With the ever-expanding use of CRISPR technology, the development of standards to quantitatively benchmark on- and off-target activity needs to keep pace.
Open almost any biological journal these days and there will be reports of CRISPR-based applications, from single-gene knockouts to gain- and loss-of-function screens to base editing or transcriptional regulation. Nature Methods is no exception, and this month's issue includes the use of CRISPR for genetic interaction mapping, a method to select edited cells without a marker, and two in vitro methods for Cas9 off-target determination.
Concerns about specificity have accompanied this technology from its beginnings. While a cell is well equipped to deal with the relatively random DNA damage induced by external stress, the breaks introduced by the guide RNA–Cas9 complex are not arbitrary and therefore are potentially more dangerous. They occur at sites with homology to the guide RNA (sgRNA) and can include off-target sites—loci other than the intended one. The Cas9 nuclease will repeatedly cut the same site until it is mutated, a desired outcome at the intended locus but not at off-target sites, particularly if the mutations are deleterious. Especially for applications aimed at use in the clinic, it is therefore critical to carefully assess specificity.
A Correspondence by Mahajan and colleagues (p547), highlights the need for such assessment by showing that the same sgRNA that repaired a mutation leading to blindness in mice also introduced a number of unanticipated mutations into the genome. Follow-up studies that seek to repeat this finding with different sgRNAs and to assess the deleteriousness of the off-target mutations will be of much interest.
However, to make it possible to productively compare CRISPR experiments across labs, more than just new assays to find off targets are needed. It will be essential to develop more standardized approaches to detect and quantify different editing outcomes, as well as report their level of confidence, so that the diverse editing tools that are rapidly becoming available can be compared for their activity and specificity.

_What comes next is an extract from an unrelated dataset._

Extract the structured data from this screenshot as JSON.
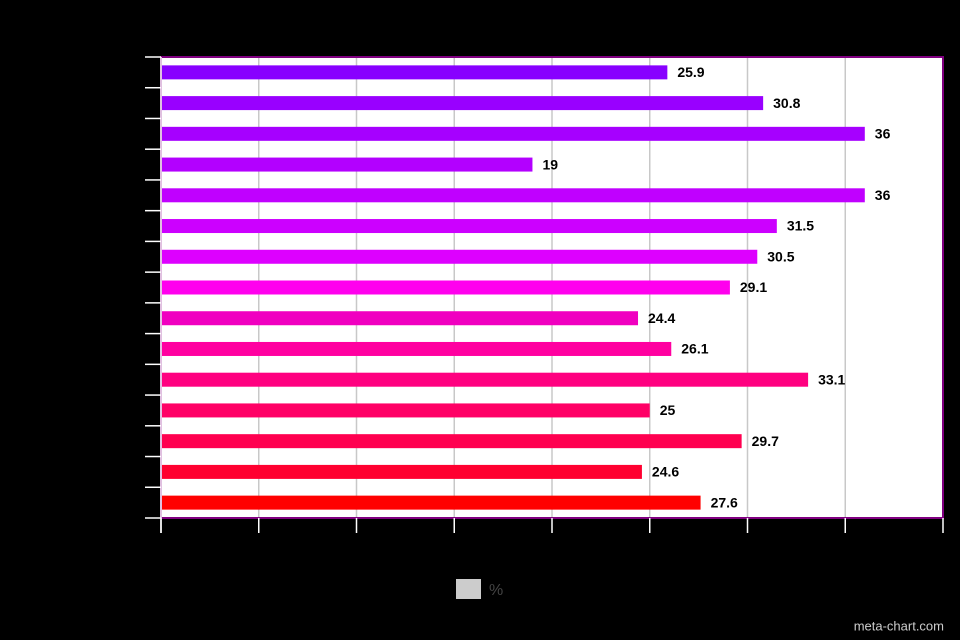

DNA reference materials with known ground truth, in terms of sequence and structural variants, will be invaluable to assess where the main sources for variability in different methods lie. Physical DNA references will, for example, allow users to assess the quality of their measurement methods or to compare different off-target detection approaches, and will enable the optimization of methods for the detection of rare editing events. In silico standards will be valuable to determine the quality and comparability of current computational analysis pipelines and will also enable the development of much-needed new computational tools, such as software for the detection of small insertions and deletions, to end the current practice of every lab developing their own tools to find Cas-induced indels.
Of course, the best-thought-out experiment will be of limited use to others if it is not accompanied by information about the data and the underlying methods. The development of guidelines for reporting the pertinent metadata that fully describe a CRISPR experiment will benefit the field in the same way that minimum information guidelines have done for other fields, for example the MIAME standard for microarray experiments. Such metadata should include the number of sgRNAs used, their sequence, and the tool used to design them. Controls should be specified, for example whether, and how many, scrambled or random sgRNAs were included and whether Cas9 alone was used. In addition, tools and methods for off-target assessment should be described.

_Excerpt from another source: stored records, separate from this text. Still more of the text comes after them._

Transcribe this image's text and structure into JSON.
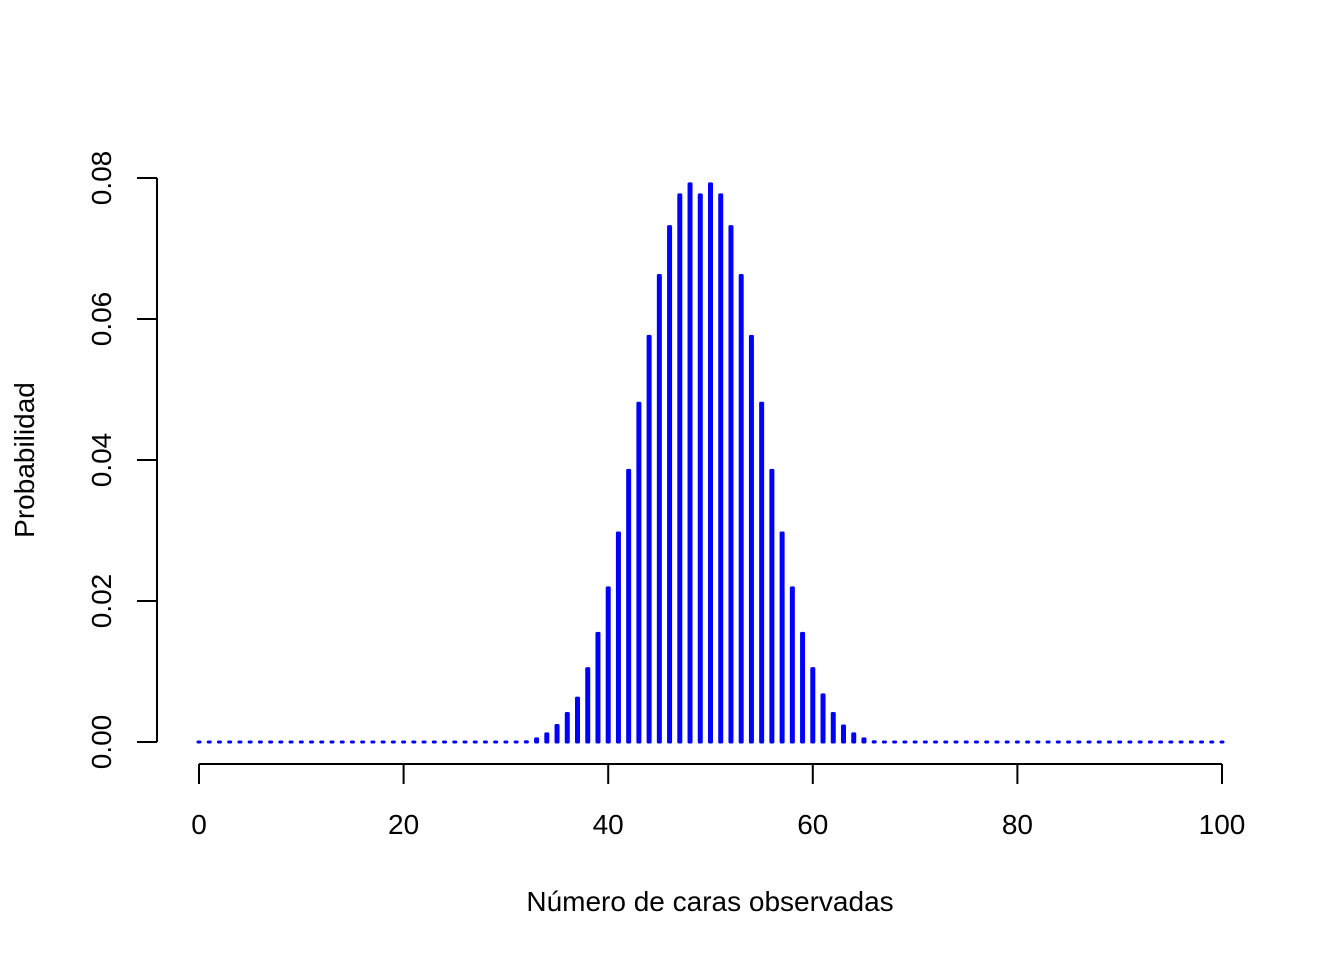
{
  "chart_data": {
    "type": "bar",
    "title": "",
    "xlabel": "Número de caras observadas",
    "ylabel": "Probabilidad",
    "xlim": [
      0,
      100
    ],
    "ylim": [
      0,
      0.08
    ],
    "x_ticks": [
      "0",
      "20",
      "40",
      "60",
      "80",
      "100"
    ],
    "y_ticks": [
      "0.00",
      "0.02",
      "0.04",
      "0.06",
      "0.08"
    ],
    "color": "#0000ff",
    "grid": false,
    "legend": "none",
    "distribution": "binomial(n=100, p=0.5)",
    "x": [
      0,
      1,
      2,
      3,
      4,
      5,
      6,
      7,
      8,
      9,
      10,
      11,
      12,
      13,
      14,
      15,
      16,
      17,
      18,
      19,
      20,
      21,
      22,
      23,
      24,
      25,
      26,
      27,
      28,
      29,
      30,
      31,
      32,
      33,
      34,
      35,
      36,
      37,
      38,
      39,
      40,
      41,
      42,
      43,
      44,
      45,
      46,
      47,
      48,
      49,
      50,
      51,
      52,
      53,
      54,
      55,
      56,
      57,
      58,
      59,
      60,
      61,
      62,
      63,
      64,
      65,
      66,
      67,
      68,
      69,
      70,
      71,
      72,
      73,
      74,
      75,
      76,
      77,
      78,
      79,
      80,
      81,
      82,
      83,
      84,
      85,
      86,
      87,
      88,
      89,
      90,
      91,
      92,
      93,
      94,
      95,
      96,
      97,
      98,
      99,
      100
    ],
    "values": [
      0,
      0,
      0,
      0,
      0,
      0,
      0,
      0,
      0,
      0,
      0,
      0,
      0,
      0,
      0,
      0,
      0,
      0,
      0,
      0,
      0,
      0,
      0,
      0,
      0,
      0,
      0,
      0,
      2e-05,
      4e-05,
      0.00012,
      0.00023,
      0.00046,
      0.00087,
      0.00158,
      0.00276,
      0.00447,
      0.00665,
      0.01084,
      0.01584,
      0.02229,
      0.03007,
      0.03895,
      0.04847,
      0.05796,
      0.06659,
      0.07353,
      0.07803,
      0.07959,
      0.07803,
      0.07959,
      0.07803,
      0.07353,
      0.06659,
      0.05796,
      0.04847,
      0.03895,
      0.03007,
      0.02229,
      0.01584,
      0.01084,
      0.00711,
      0.00447,
      0.0027,
      0.00158,
      0.00087,
      0.00046,
      0.00023,
      0.00012,
      4e-05,
      2e-05,
      0,
      0,
      0,
      0,
      0,
      0,
      0,
      0,
      0,
      0,
      0,
      0,
      0,
      0,
      0,
      0,
      0,
      0,
      0,
      0,
      0,
      0,
      0,
      0,
      0,
      0,
      0,
      0,
      0,
      0
    ]
  }
}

Recent discussions between leaders in the genome-editing community and the US National Institute of Standards and Technology (NIST) have initiated the formation of a consortium that addresses these needs and consequently will develop measurement metrics, reference materials and recommendations for metadata reporting.

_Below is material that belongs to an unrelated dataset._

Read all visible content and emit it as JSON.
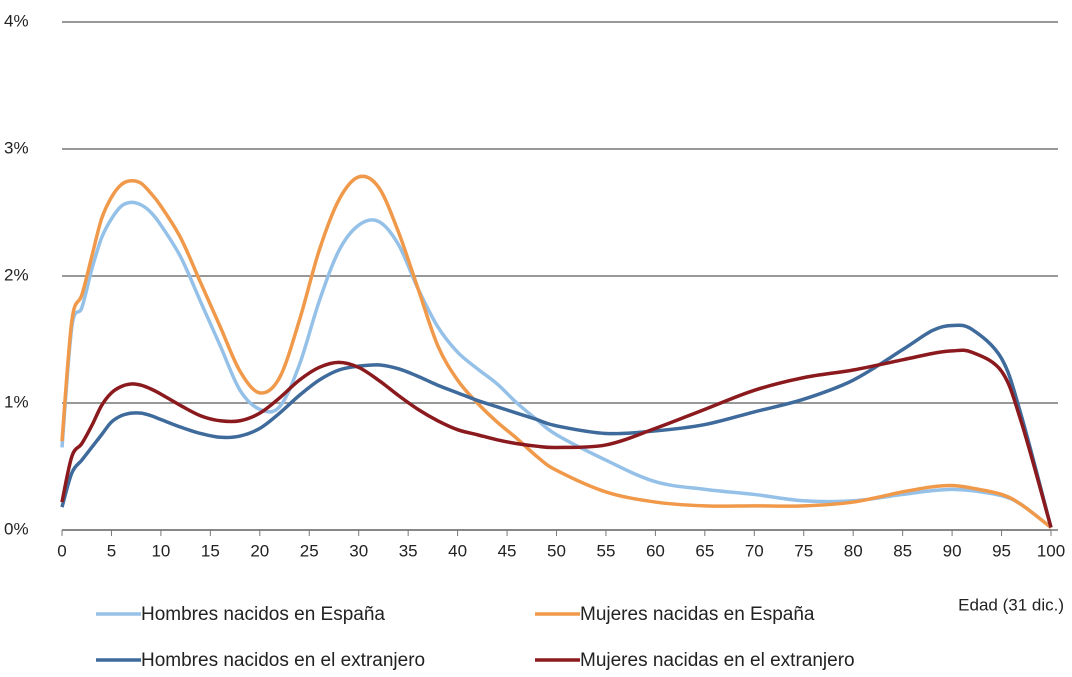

NIST has a successful track record when it comes to bringing together such consortia. As high-throughput sequencing emerged as a transformative technology over the last decade, the community identified the need to measure the quality of sequencing, assess error rates and judge the capabilities of software tools to analyze the data. NIST was instrumental in forming the 'Genome in a Bottle' consortium, a public–private–academic enterprise to develop well-characterized, stable human reference materials, analysis methods and metrics to assess their performance. Ultimately the consortium hopes to create infrastructure that helps translate advances in genome sequencing to the clinic. The genome-editing consortium is still in the planning stages, but will be modeled after Genome in a Bottle and likewise aims to be open to all who want to participate.
We encourage CRISPR users to follow the development of the emerging consortium and to participate in the effort to create these reference materials and guidelines.